İkinci Görüş: Bunların tamamının dünyada meydana geleceğini söyleyen ikinci görüşe gelince, bunların, yahudi ve hristiyanlardan kilise ve havralarda bulunanlar ile, putperest ve mecusiler olduğu söylenmiştir. Buna göre mana, "Bunların yüzleri Allah için huşu duydu; oruç ve teheccüd gibi devamlı ve yorulmayı gerektiren amellerde çalıştı ve yoruldu. Ama onlar, Allah hakkında, ona layık olmayan şeylere inanınca, sanki böylece onlar, tehayyül ettikleri bir takım sıfatlarla muttasıf olan bir zata itaat ettiler. Böylece onlar aslında Allah'a değil, aksine, varlığı bulunmayan o muhayyel şeye tapınmış oldular. Bu sebeple de şüphesiz ki, bu ibadet onlara hiçbir fayda vermeyecektir" şeklinde olur.
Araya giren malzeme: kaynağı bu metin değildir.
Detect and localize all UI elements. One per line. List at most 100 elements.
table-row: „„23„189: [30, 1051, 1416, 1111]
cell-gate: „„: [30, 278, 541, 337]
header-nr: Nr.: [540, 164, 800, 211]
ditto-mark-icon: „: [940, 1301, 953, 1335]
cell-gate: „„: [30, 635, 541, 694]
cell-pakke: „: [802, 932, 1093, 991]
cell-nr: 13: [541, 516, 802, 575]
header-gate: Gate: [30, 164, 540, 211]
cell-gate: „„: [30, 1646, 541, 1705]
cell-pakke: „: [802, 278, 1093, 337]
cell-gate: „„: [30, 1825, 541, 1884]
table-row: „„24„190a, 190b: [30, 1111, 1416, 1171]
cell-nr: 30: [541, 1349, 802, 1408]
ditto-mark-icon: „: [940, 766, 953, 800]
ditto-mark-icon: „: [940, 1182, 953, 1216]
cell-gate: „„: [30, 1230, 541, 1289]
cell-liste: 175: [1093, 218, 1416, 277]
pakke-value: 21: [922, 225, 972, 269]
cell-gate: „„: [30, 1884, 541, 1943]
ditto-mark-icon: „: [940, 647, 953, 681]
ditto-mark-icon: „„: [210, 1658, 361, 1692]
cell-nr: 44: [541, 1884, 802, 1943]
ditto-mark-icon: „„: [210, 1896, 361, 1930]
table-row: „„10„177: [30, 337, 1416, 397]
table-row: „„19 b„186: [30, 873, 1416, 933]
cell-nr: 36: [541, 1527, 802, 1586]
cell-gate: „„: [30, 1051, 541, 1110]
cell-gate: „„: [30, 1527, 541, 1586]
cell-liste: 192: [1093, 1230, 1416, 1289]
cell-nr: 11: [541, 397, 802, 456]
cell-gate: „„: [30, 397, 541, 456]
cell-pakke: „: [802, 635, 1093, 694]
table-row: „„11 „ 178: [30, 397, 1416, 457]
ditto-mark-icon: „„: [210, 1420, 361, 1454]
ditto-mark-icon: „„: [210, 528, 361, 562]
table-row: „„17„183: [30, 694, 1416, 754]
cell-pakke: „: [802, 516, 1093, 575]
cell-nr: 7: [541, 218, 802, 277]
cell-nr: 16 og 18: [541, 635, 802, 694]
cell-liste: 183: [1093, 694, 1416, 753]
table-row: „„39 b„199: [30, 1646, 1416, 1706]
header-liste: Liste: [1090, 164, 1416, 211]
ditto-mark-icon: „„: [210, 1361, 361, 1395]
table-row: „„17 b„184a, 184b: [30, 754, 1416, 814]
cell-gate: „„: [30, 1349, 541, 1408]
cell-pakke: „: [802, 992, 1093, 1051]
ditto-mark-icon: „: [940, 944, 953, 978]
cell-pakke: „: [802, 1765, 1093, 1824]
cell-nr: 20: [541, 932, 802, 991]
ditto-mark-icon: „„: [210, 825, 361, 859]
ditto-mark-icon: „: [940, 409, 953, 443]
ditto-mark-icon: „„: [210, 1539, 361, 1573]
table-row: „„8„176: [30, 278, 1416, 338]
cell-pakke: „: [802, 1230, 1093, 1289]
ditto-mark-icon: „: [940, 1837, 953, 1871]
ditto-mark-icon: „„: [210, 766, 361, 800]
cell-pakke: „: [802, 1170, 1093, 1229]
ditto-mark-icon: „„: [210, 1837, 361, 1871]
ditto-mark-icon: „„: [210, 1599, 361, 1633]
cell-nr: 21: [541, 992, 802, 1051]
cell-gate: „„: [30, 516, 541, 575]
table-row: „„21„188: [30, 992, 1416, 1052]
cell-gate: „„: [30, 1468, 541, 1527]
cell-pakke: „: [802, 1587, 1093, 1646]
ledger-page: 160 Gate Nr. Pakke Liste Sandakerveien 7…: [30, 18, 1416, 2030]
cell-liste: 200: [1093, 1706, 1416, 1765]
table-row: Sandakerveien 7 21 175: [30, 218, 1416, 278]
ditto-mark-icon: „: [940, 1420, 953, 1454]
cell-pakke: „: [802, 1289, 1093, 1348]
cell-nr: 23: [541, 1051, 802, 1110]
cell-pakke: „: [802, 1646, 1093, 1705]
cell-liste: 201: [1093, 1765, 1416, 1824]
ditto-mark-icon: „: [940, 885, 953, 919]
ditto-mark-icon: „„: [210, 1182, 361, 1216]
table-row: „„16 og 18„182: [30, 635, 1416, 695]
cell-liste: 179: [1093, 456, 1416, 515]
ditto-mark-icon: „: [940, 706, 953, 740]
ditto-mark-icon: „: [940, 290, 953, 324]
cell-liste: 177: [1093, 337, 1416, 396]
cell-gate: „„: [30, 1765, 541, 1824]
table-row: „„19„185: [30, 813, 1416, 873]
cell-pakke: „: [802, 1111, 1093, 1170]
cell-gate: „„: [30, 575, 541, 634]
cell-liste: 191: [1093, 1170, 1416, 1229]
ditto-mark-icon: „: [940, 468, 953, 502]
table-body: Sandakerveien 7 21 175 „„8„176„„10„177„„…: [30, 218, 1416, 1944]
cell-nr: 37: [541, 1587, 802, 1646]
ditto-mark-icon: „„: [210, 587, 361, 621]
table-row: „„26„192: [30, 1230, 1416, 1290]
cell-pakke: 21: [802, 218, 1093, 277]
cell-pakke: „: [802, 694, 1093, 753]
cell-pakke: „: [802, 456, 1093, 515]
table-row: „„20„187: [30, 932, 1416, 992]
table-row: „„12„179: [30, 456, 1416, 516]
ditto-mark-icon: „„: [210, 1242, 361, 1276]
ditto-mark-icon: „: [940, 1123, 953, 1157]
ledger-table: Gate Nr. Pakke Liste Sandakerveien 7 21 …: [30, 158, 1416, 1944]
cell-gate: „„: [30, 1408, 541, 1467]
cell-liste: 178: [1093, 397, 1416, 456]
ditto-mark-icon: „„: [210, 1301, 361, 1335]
Üçüncü Görüş: Bu sıfatların bir kısmının dünyada, bir kısmının da ahirette hasıl olacağını söyleyen üçüncü görüşe gelince, burada birkaç izah şekli vardır:

1) Mana, "Onlar, dünyada çalışıp, yorulmakla beraber, ahirette zelildirler" şeklinde olup, "Onlar dünyadaki amellerinden ve yorulmalarından hiç yararlanamadılar" demektir. Onların, ahirete mahsus kimi sıfatlarla nitelenip, bunun peşinden dünyaya dair sıfatların zikredilmesi, sonra da tekrar ahiretten söz edilmesi imkansız değildir. Bu durumda mana anlaşıldığına göre Cenâb-ı Hak sanki şöyle buyurmuş olur: "Kimi yüzler kıyamet gününde zelildir. Çünkü onlar dünyada, Allah'tan başkasına itaat hususunda çalışmış ve yorulmuştur. İşte bunlar o halde, ahirette, çok kızgın bir ateşe yaşlanacaklardır."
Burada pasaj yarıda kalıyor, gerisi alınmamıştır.